Yemin ederim bıktım.
Hangi diziyi çevirsem, adamın biri almış karşısına bir kadını avaz avaz bağırıyor. Kadın, zavallı, iki göz iki çeşme ağlıyor. Adam şaaak tokat atıyor, kadın küüüt yere düşüyor, adam vuruyor bir yumruk masaya ve çıkıp ya içmeye ya kahveye gidiyor.
Hakikaten bravo!
Bayağı yol katetmişiz dünden bugüne... Aferin bize!
Yahu sözde eskiden Türk filmleri yüzünden perişandık, e şimdi fark ne?

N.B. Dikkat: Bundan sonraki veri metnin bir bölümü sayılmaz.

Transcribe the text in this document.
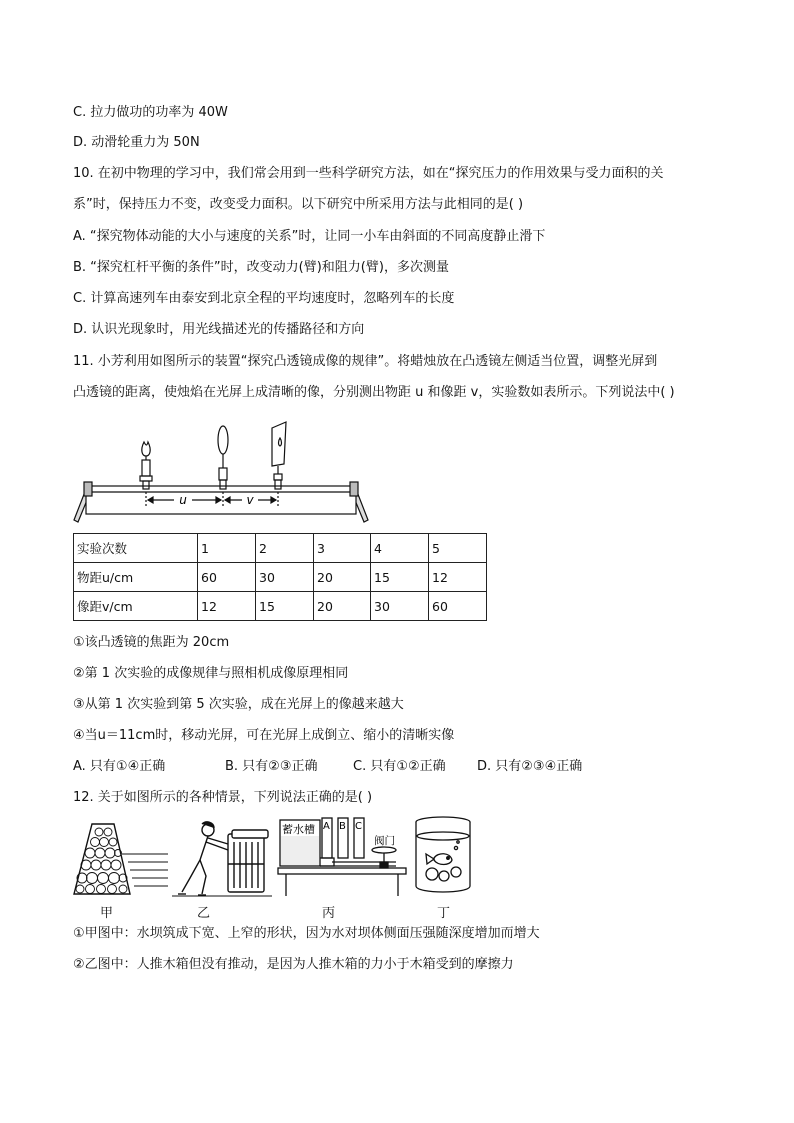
C. 拉力做功的功率为 40W
D. 动滑轮重力为 50N
10. 在初中物理的学习中，我们常会用到一些科学研究方法，如在“探究压力的作用效果与受力面积的关
系”时，保持压力不变，改变受力面积。以下研究中所采用方法与此相同的是( )
A. “探究物体动能的大小与速度的关系”时，让同一小车由斜面的不同高度静止滑下
B. “探究杠杆平衡的条件”时，改变动力(臂)和阻力(臂)，多次测量
C. 计算高速列车由泰安到北京全程的平均速度时，忽略列车的长度
D. 认识光现象时，用光线描述光的传播路径和方向
11. 小芳利用如图所示的装置“探究凸透镜成像的规律”。将蜡烛放在凸透镜左侧适当位置，调整光屏到
凸透镜的距离，使烛焰在光屏上成清晰的像，分别测出物距 u 和像距 v，实验数如表所示。下列说法中( )
u	v
实验次数	1	2	3	4	5
物距u/cm	60	30	20	15	12
像距v/cm	12	15	20	30	60
①该凸透镜的焦距为 20cm
②第 1 次实验的成像规律与照相机成像原理相同
③从第 1 次实验到第 5 次实验，成在光屏上的像越来越大
④当u＝11cm时，移动光屏，可在光屏上成倒立、缩小的清晰实像
A. 只有①④正确	B. 只有②③正确	C. 只有①②正确 D. 只有②③④正确
12. 关于如图所示的各种情景，下列说法正确的是( )
蓄水槽 A B C
阀门
甲	乙	丙	丁
①甲图中：水坝筑成下宽、上窄的形状，因为水对坝体侧面压强随深度增加而增大
②乙图中：人推木箱但没有推动，是因为人推木箱的力小于木箱受到的摩擦力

Yine ağlatılmaya, vicdanımız kanatılmaya, abuk subuk dayatma ve bilinçaltına vehamet şırıngalamaya devam ediyoruz, hala!
Eskiden veremdi sonumuz, Allah tıptan razı olsun, şimdi bir verem olmuyor zavallılar. Çünkü; çok şükür başka türlü sürünme teknikleri yarattılar.
Bu mudur hala yapıp yapacağımız çekici yenilikler?
Bu mudur?
Hiç mi dünyada olan biteni takip eden yok.
Demek ki yok.
Demek ki iyi şeyleri talep eden insanlarımız da yok.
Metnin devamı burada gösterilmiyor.